Can Lam boast such adulation by the people? Please let me not answer that question. I won't even bother asking if Yau has adoring fans. Two days before Lam claimed Hong Kong's freedoms were alive and well, Yau publicly reprimanded RTHK, which he oversees, for allowing a reporter to ask a WHO official a question about Taiwan.
The reporter simply asked the official if the WHO would consider Taiwan's membership. Yau said the question violated the one country policy and held RTHK's boss Leung Ka-wing accountable, accusing him of not following the government-funded station's charter. I have read the charter. Nowhere does it say such questions can't be asked.
Lam yesterday also insisted the question violated the one country principle. So did Yau, who sounded like a broken record when opposition legislators grilled him about it in the Legislative Council. If even a question can violate the one country policy Lam should stop claiming Hong Kong's freedoms are intact. It only diminishes what little is left of her credibility.
In case the memories of Lam and Yau are faulty, let me remind them that Taiwan had observer status in the WHO until 2016 when it was kicked out at the insistence of China after Tsai Ing-wen was elected Taiwan's president. What's wrong with asking if the WHO would consider again its membership?
Private media organizations don't have a government charter. What if reporters from these organizations asked the same question? Would they be violating the one country principle? When US President Donald Trump asked a Phoenix TV reporter if she was from China in reply to her question on medical aid, she said she was from Hong Kong, not China. Did she violate the one country principle?
Can RTHK reporters cover Taiwan elections? Can the station broadcast Tsai's comments or is that off-limits too? Lam and Yau need to tell us.
On January 15 of this year RTHK ran a BBC report quoting Tsai as saying Taiwan need not declare independence because it is already independent. Did RTHK violate the one country principle? Will Hong Kong put an entry ban on the BBC reporter who asked the question?

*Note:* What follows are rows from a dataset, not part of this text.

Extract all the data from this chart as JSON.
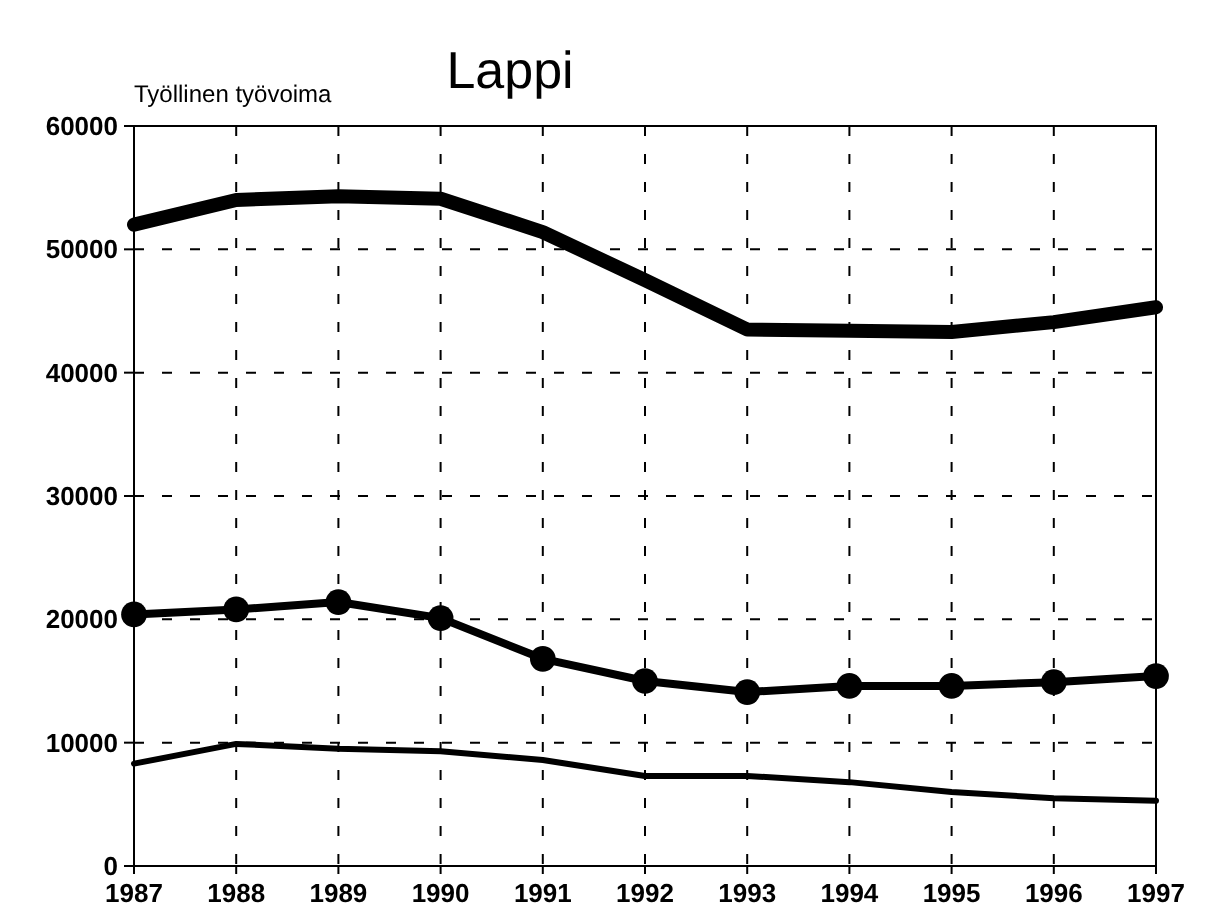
{
  "chart_data": {
    "type": "line",
    "title": "Lappi",
    "ylabel": "Työllinen työvoima",
    "x": [
      1987,
      1988,
      1989,
      1990,
      1991,
      1992,
      1993,
      1994,
      1995,
      1996,
      1997
    ],
    "xlim": [
      1987,
      1997
    ],
    "xticks": [
      1987,
      1988,
      1989,
      1990,
      1991,
      1992,
      1993,
      1994,
      1995,
      1996,
      1997
    ],
    "ylim": [
      0,
      60000
    ],
    "yticks": [
      0,
      10000,
      20000,
      30000,
      40000,
      50000,
      60000
    ],
    "grid": true,
    "line_style": "solid",
    "series": [
      {
        "color": "#000000",
        "marker": "none",
        "values": [
          52000,
          54000,
          54300,
          54100,
          51400,
          47500,
          43500,
          43400,
          43300,
          44100,
          45300
        ]
      },
      {
        "color": "#000000",
        "marker": "circle",
        "values": [
          20400,
          20800,
          21400,
          20100,
          16800,
          15000,
          14100,
          14600,
          14600,
          14900,
          15400
        ]
      },
      {
        "color": "#000000",
        "marker": "none",
        "values": [
          8300,
          9900,
          9500,
          9300,
          8600,
          7300,
          7300,
          6800,
          6000,
          5500,
          5300
        ]
      }
    ]
  }
}
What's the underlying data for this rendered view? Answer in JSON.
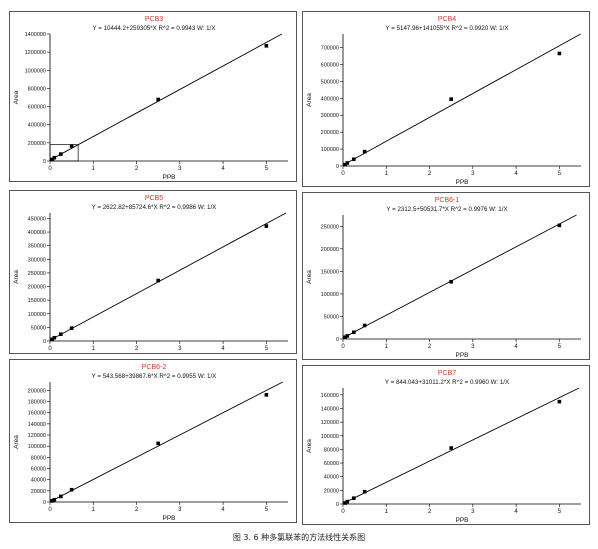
{
  "figure": {
    "caption": "图 3. 6 种多氯联苯的方法线性关系图"
  },
  "chart_data": [
    {
      "type": "scatter",
      "title": "PCB3",
      "subtitle": "Y = 10444.2+259305*X   R^2 = 0.9943   W: 1/X",
      "xlabel": "PPB",
      "ylabel": "Area",
      "xlim": [
        0,
        5.5
      ],
      "ylim": [
        0,
        1400000
      ],
      "xticks": [
        0,
        1,
        2,
        3,
        4,
        5
      ],
      "yticks": [
        0,
        200000,
        400000,
        600000,
        800000,
        1000000,
        1200000,
        1400000
      ],
      "points": [
        [
          0.05,
          17000
        ],
        [
          0.1,
          36000
        ],
        [
          0.25,
          76000
        ],
        [
          0.5,
          165000
        ],
        [
          2.5,
          678000
        ],
        [
          5,
          1270000
        ]
      ],
      "fit": {
        "intercept": 10444.2,
        "slope": 259305
      },
      "inset_box": {
        "x": [
          0,
          0.65
        ],
        "y": [
          0,
          180000
        ]
      }
    },
    {
      "type": "scatter",
      "title": "PCB4",
      "subtitle": "Y = 5147.96+141055*X   R^2 = 0.9920   W: 1/X",
      "xlabel": "PPB",
      "ylabel": "Area",
      "xlim": [
        0,
        5.5
      ],
      "ylim": [
        0,
        780000
      ],
      "xticks": [
        0,
        1,
        2,
        3,
        4,
        5
      ],
      "yticks": [
        0,
        100000,
        200000,
        300000,
        400000,
        500000,
        600000,
        700000
      ],
      "points": [
        [
          0.05,
          8000
        ],
        [
          0.1,
          18000
        ],
        [
          0.25,
          40000
        ],
        [
          0.5,
          85000
        ],
        [
          2.5,
          395000
        ],
        [
          5,
          665000
        ]
      ],
      "fit": {
        "intercept": 5147.96,
        "slope": 141055
      }
    },
    {
      "type": "scatter",
      "title": "PCB5",
      "subtitle": "Y = 2622.82+85724.6*X   R^2 = 0.9986   W: 1/X",
      "xlabel": "",
      "ylabel": "Area",
      "xlim": [
        0,
        5.5
      ],
      "ylim": [
        0,
        470000
      ],
      "xticks": [
        0,
        1,
        2,
        3,
        4,
        5
      ],
      "yticks": [
        0,
        50000,
        100000,
        150000,
        200000,
        250000,
        300000,
        350000,
        400000,
        450000
      ],
      "points": [
        [
          0.05,
          6000
        ],
        [
          0.1,
          12000
        ],
        [
          0.25,
          25000
        ],
        [
          0.5,
          47000
        ],
        [
          2.5,
          222000
        ],
        [
          5,
          422000
        ]
      ],
      "fit": {
        "intercept": 2622.82,
        "slope": 85724.6
      }
    },
    {
      "type": "scatter",
      "title": "PCB6-1",
      "subtitle": "Y = 2312.5+50531.7*X   R^2 = 0.9976   W: 1/X",
      "xlabel": "PPB",
      "ylabel": "Area",
      "xlim": [
        0,
        5.5
      ],
      "ylim": [
        0,
        275000
      ],
      "xticks": [
        0,
        1,
        2,
        3,
        4,
        5
      ],
      "yticks": [
        0,
        50000,
        100000,
        150000,
        200000,
        250000
      ],
      "points": [
        [
          0.05,
          4000
        ],
        [
          0.1,
          7000
        ],
        [
          0.25,
          15000
        ],
        [
          0.5,
          30000
        ],
        [
          2.5,
          127000
        ],
        [
          5,
          252000
        ]
      ],
      "fit": {
        "intercept": 2312.5,
        "slope": 50531.7
      }
    },
    {
      "type": "scatter",
      "title": "PCB6-2",
      "subtitle": "Y = 543.568+39867.6*X   R^2 = 0.9955   W: 1/X",
      "xlabel": "PPB",
      "ylabel": "Area",
      "xlim": [
        0,
        5.5
      ],
      "ylim": [
        0,
        215000
      ],
      "xticks": [
        0,
        1,
        2,
        3,
        4,
        5
      ],
      "yticks": [
        0,
        20000,
        40000,
        60000,
        80000,
        100000,
        120000,
        140000,
        160000,
        180000,
        200000
      ],
      "points": [
        [
          0.05,
          2000
        ],
        [
          0.1,
          4000
        ],
        [
          0.25,
          10000
        ],
        [
          0.5,
          22000
        ],
        [
          2.5,
          105000
        ],
        [
          5,
          192000
        ]
      ],
      "fit": {
        "intercept": 543.568,
        "slope": 39867.6
      }
    },
    {
      "type": "scatter",
      "title": "PCB7",
      "subtitle": "Y = 844.043+31011.2*X   R^2 = 0.9960   W: 1/X",
      "xlabel": "PPB",
      "ylabel": "Area",
      "xlim": [
        0,
        5.5
      ],
      "ylim": [
        0,
        170000
      ],
      "xticks": [
        0,
        1,
        2,
        3,
        4,
        5
      ],
      "yticks": [
        0,
        20000,
        40000,
        60000,
        80000,
        100000,
        120000,
        140000,
        160000
      ],
      "points": [
        [
          0.05,
          1500
        ],
        [
          0.1,
          3500
        ],
        [
          0.25,
          8500
        ],
        [
          0.5,
          18000
        ],
        [
          2.5,
          82000
        ],
        [
          5,
          150000
        ]
      ],
      "fit": {
        "intercept": 844.043,
        "slope": 31011.2
      }
    }
  ]
}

Taiwan has received global praise for its handling of the coronavirus pandemic despite its proximity to mainland China where the virus first emerged. China has urged everyone not to politicize the outbreak's origin, saying the virus knows no borders.
Yet Beijing has politicized it by blocking Taiwan from the WHO when the whole world needs to cooperate to fight the virus. Lam and Yau have politicized it by rebuking RTHK for asking a simple question.
By dictating what RTHK can or cannot ask during interviews, Lam and Yau have put Hong Kong on a very slippery slope. RTHK is not like China's state-controlled CCTV. Is Yau's aim to turn RTHK into a government mouthpiece? Maybe Yau should list all the questions RTHK is not allowed to ask.
Lam, acting as Beijing's proxy, has already put Hong Kong's freedoms on a slippery slope by disqualifying opposition election candidates, banning a political party, expelling a foreign journalist, not allowing foreign journalists expelled from the mainland to work here, withholding permission for protests during last year's civil unrest, and making mass arrests of protesters.
Beijing loyalists never miss an opportunity to accuse democracy advocates of destroying Hong Kong. In reality, they are the ones destroying Hong Kong by blindly supporting the erosion of our freedoms. Do they not understand that Hong Kong's free society is its strongest pillar? So much of that pillar has now been chipped away it is now in great danger of collapsing.